Рассказы и рассказики

Владимир Алексеевич Фадеев, 1988

В книгу вошло несколько десятков коротких рассказов из серии "Повести 80-х", в которых автор пытается дать ответ на вопрос, что же случилось с нашим человеком в позднесоветское время, почему он так легко сдал недругам завоевания трёх предыдущих поколений? Отечественная литература конца ХХ века не успела дать ответы, захлебнувшись в окололитературной вакханалии "огоньков" и "московских комсомольцев", голоса русских патриотов тонули, а те немногие, которые были услышаны, тут же искажались и шельмовались. Используя малую форму, автор филигранно изображает разнообразные оттенки состояния души советского человека "предкатастрофного" времени, отчего и причины самой пережитой нами катастрофы становятся понятней.

Оглавление

ВЕСНА

Спичек не было. Павел Иванович запустил руку глубже и убедился, что в потайном месте под балконным цветничком нет и сигарет. «Вот калоша!» — и ещё пару не ласковых словечек: дырку от не случившегося удовольствия — покурить — заткнул злорадной затычкой: «О здоровье она заботится! Насолить ищет, к-калоша!». И — делать нечего! — втянул полную грудь чистой ночи. И замер. И не выдыхал. Балдел: весна!

А снились сморчки — какого чёрта? В канаве под чернолистным компостом ещё лёд, а по травчатому канавьему боку — каракулевые свечки: сморчки.

И комар ему сначала снился, и был шанс во сне же его и прибить, не просыпаться, не удалось, ловок, хлюст, против спящего, потащил Павла Ивановича за вихляющую ниточку писка из тёплого сморчкового сна-леса в два обычных приёма: в первом он понял про себя, что спит, во втором — что уже не спит. Откуда принесло паразита? Открыл глаза. Ага, окно. Весна, едри её! — опять неласково… Теперь начнётся. Сетку надо. Или марлю. Сетку не найдёшь. Марлю ещё хуже не найдёшь.

Потихоньку опять полетел в тёплую темноту, но сморчков в неё уже не было, теперь он маленьким гвоздиком дырявил в марлю какую-то тряпицу. Выходило скверно. Придумал лучше: стал через одну вытаскивать нитки, уток тянулся хорошо, а из основы нитка никак не шла, лоскут собирался гармошкой, нитка рвалась, комары по-мушьи тёрли ехидные лапки, радовались. Пришёл на помощь приятель, доцент с кафедры политэкономии, Сивцев, Сивцев, в сваты ещё набивался, поддерживал и попискивал: «Паса-Пасенька, полетать хоцецца, улетать, Пас-са!» — «В неметчину?» — марля у Павла Ивановича выпала. — «Зачем в неметцину? Дурацок! В любовь, Пас-са, умрём ведь раньше, цем сдохнем!» — и засвистел на плаксивой ныряющей ноте: «Пас-са, Пас-са, Пас-с-с-са!..»

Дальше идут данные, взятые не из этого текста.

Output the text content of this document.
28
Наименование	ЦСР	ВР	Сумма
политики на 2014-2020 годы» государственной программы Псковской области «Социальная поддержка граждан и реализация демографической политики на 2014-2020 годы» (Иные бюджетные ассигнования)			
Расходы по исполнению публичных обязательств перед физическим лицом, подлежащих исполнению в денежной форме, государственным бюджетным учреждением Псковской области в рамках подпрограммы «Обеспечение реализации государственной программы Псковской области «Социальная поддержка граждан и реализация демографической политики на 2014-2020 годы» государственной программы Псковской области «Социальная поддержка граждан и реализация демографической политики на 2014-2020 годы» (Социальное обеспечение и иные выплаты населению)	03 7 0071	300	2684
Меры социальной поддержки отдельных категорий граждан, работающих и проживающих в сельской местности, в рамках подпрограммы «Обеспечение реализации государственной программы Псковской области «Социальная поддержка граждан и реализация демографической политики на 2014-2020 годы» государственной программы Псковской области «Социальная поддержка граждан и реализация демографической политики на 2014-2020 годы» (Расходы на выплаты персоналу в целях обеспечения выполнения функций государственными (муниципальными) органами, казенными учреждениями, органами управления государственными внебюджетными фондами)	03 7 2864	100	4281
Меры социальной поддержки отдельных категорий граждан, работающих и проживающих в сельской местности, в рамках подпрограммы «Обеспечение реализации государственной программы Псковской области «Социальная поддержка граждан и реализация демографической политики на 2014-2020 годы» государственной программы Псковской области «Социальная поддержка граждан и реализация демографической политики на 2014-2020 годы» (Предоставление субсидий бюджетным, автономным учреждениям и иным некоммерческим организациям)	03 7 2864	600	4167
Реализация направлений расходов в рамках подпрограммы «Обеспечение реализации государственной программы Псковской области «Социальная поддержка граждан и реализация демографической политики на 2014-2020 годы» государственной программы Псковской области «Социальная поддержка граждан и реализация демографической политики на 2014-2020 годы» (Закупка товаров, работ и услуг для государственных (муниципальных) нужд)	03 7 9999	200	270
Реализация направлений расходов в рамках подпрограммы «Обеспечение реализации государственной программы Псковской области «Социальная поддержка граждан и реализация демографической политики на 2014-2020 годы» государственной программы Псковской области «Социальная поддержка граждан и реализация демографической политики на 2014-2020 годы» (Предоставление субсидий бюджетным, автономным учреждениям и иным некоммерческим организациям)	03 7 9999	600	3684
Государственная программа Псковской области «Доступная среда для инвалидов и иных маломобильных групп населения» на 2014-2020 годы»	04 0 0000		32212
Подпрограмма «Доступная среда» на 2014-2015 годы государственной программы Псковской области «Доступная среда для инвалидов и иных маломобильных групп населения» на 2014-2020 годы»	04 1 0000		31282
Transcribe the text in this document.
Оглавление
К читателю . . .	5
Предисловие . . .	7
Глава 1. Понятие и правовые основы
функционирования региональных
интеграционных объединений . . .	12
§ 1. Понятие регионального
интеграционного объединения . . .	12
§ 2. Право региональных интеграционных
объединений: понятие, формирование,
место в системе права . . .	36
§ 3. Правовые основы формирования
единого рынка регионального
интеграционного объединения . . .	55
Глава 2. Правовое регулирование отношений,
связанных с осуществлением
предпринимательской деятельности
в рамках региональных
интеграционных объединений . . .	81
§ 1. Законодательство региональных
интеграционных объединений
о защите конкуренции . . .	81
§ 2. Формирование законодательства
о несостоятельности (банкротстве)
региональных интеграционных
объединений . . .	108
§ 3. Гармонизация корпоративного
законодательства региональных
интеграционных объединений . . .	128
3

Отмахнулся. Комар кружился где-то над волосами. «Была ведь у неё марля! Эх, морока, весна, чёрт бы её драл…» Схватил несколько раз воздух над подушкой, услышал, услышал, как сват-комар взвился к потолку. «Полетать… экая фанерная идея!» Из окна тащило клейкой тополиной дурью. Распустился. А — хочется. Полетать. Придётся теперь до середины сентября танцевать около окна краковяк. Скорей бы уж осень, что ли… эк её прорвало — весна! И — полетел… намахался перепонками до пота. Скинул ногой одеяло — замёрз, укрылся — опять вспотел, выставил одно колено… — и полетел. Но словно шило воткнули под чашечку! Хлопнул по коленке и проснулся насовсем.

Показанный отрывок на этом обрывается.